Article generated by the interview with Lisa Gill on her podcast Leadermorphosis in July 2025.
An AI Generate Summary
In this episode, Rhodes shares insights from his journey of designing and scaling a self-managing organisation. Here are the main points and takeaways from their conversation:
The “Organisational Gardening” Metaphor
This is the core philosophy discussed in the interview. Rather than viewing a company as a machine with parts to be engineered and controlled, Rhodes advocates treating it like an ecosystem or a garden. He emphasises that while leaders can be inspired by other “gardens” and “gardeners” (borrowing ideas from other progressive companies), you ultimately have to discover what will actually grow in your own unique “soil and climate”. You cannot simply copy-paste another company’s culture; you must nurture your specific environment.
Transitioning to a Self-Managing Model
Operating in a Traditional Sector: Rhodes discusses the realities of building a decentralised, self-managing organisation with autonomous teams within the highly regulated UK financial services and insurance sector.
Onboarding for “Wholeness”: Moving from a traditional hierarchy to a self-managed structure is a massive shift for new hires. Rhodes details Konsileo’s induction process, focusing on how they help new employees unlearn corporate bureaucracy and adapt to a culture that expects autonomy, peer feedback, and bringing their “whole self” to work.
Mechanisms for Success
Coaching Over Managing: Without a traditional management hierarchy, the company relies heavily on coaching to support its employees.
Peer Feedback: To ensure accountability and growth, they utilise robust, peer-based feedback systems rather than top-down performance reviews.
Scaling the Culture: Rhodes addresses the growing pains and big challenges of scaling up. By trusting these decentralised systems, Konsileo managed to scale to over 200 employees while reporting a 40% increase in productivity.
Cross-Cultural and Theoretical Insights
UK vs. Latin America: As a dual-national (Mexican-English), Rhodes shares his unique observations on the differences in how progressive, self-managing organisational models are adopted and explored in the UK compared to Latin America.

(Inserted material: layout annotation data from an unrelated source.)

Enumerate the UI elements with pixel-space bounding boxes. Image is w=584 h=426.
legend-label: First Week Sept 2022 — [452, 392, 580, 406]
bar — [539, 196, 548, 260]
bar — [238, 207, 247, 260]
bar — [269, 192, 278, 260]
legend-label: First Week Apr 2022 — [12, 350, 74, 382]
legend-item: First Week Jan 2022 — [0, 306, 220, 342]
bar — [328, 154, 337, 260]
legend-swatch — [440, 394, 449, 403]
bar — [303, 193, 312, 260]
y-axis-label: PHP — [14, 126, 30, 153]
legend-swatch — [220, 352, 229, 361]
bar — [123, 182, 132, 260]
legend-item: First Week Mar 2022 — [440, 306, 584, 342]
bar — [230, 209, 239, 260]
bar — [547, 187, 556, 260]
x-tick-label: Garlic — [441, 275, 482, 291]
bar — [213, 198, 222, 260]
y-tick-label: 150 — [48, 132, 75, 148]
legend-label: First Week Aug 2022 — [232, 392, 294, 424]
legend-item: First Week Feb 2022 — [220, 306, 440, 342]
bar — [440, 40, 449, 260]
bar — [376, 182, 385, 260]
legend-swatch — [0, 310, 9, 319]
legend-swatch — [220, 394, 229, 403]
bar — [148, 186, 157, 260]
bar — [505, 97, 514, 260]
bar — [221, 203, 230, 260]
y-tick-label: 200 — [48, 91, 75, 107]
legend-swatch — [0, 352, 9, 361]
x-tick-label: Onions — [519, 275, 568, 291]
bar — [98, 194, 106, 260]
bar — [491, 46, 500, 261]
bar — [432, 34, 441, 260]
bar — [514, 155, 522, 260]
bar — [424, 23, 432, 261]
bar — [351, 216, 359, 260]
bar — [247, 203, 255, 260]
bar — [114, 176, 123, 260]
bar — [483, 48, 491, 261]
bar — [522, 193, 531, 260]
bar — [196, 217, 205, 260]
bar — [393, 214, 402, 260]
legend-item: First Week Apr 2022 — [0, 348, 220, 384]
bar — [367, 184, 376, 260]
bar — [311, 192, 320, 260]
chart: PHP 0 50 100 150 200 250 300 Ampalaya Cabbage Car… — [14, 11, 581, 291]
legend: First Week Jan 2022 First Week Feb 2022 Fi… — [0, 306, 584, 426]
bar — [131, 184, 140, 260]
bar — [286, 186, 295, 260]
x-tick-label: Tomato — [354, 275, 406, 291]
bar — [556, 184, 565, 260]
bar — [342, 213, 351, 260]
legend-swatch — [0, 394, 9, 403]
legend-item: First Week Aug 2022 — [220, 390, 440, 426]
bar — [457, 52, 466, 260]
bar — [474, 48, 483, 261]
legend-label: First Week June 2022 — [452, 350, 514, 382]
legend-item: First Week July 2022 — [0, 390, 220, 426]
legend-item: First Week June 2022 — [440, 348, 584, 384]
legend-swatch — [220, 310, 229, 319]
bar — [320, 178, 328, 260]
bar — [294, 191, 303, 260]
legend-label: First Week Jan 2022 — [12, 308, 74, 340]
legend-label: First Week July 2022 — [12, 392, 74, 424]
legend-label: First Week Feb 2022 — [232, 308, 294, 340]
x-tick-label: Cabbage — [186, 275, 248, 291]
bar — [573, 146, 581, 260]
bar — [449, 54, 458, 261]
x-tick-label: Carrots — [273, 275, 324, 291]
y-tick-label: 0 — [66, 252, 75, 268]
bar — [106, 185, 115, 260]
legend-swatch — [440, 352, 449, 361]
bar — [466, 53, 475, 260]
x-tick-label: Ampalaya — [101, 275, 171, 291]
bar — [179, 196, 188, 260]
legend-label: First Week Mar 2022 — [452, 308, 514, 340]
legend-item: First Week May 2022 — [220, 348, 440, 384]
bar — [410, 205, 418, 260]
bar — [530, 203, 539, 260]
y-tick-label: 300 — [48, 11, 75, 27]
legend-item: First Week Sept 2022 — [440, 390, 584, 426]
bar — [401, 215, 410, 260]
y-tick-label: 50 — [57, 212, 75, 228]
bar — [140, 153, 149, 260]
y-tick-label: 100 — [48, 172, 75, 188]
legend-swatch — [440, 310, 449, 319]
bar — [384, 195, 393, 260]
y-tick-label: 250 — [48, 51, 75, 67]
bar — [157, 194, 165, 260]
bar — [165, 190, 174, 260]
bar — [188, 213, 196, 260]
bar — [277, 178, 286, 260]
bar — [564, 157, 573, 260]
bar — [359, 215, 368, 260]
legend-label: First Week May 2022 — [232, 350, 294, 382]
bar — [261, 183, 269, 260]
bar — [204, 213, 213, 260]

Teal Organisations and “Source”: The conversation touches heavily on the influence of Frederic Laloux’s Reinventing Organizations (kept with a ‘z’ as it is the official book title, but the blueprint for “Teal” companies) and explores the concept of “Source”—understanding the original vision, energy, and localised leadership required to keep decentralised teams aligned.
What It Is (and What It Is Not) Organisational Gardening
What it is:
- Creating Conditions: It is the belief that leaders cannot force growth or mandate innovation; they can only cultivate the right environment (the “soil”) where individuals and teams can naturally thrive.
- Context-Dependent: Just as plants require different conditions to flourish, organisational gardening acknowledges that every company has its own unique “climate”. You have to discover what works for your specific people, industry, and regulatory environment.
- Active Tending: A garden requires continuous work—watering, pruning, and clearing weeds. In a company, this translates to rigorous coaching, peer feedback, and actively removing bureaucratic obstacles.
What it is not:
- Not a Machine: It explicitly rejects the traditional corporate view that a company is an engine where you can pull a lever, replace a “cog” (an employee), or cleanly re-engineer a process to get a guaranteed output.
- Not “Copy and Paste”: It is not about taking another company’s blueprint (like the famous “Spotify model”) and dropping it into your own organisation. A tropical plant will not survive in a harsh winter climate; similarly, another company’s culture will fail if your internal environment isn’t right for it.
- Not a Free-for-All: Being a self-managing garden does not mean letting the weeds take over. Abandoning a garden leads to overgrowth and chaos. It still requires boundaries, structure, and active maintenance, just in a different form than top-down control.
The Main Tenets
- Focus on the Soil (Culture First): If the soil is toxic or depleted, nothing good will grow. For Konsileo, this means investing heavily in the onboarding process, helping new hires unlearn traditional corporate behaviours to build psychological safety.
- The Leader as a Gardener: Leaders shift from being commanders to being facilitators. Their job is to step back, observe the ecosystem, provide nutrients (resources, context, and support), and intervene only to help the system self-correct.
- Organic Scaling: Rather than forcing artificial, top-down growth targets that break the system, growth happens naturally and sustainably when the underlying structures (like autonomous teams and peer feedback loops) are healthy.
- Adaptability over Predictability: The organisation must remain flexible and responsive to its environment, much like a living ecosystem adapting to changing seasons, rather than rigidly sticking to a five-year master plan.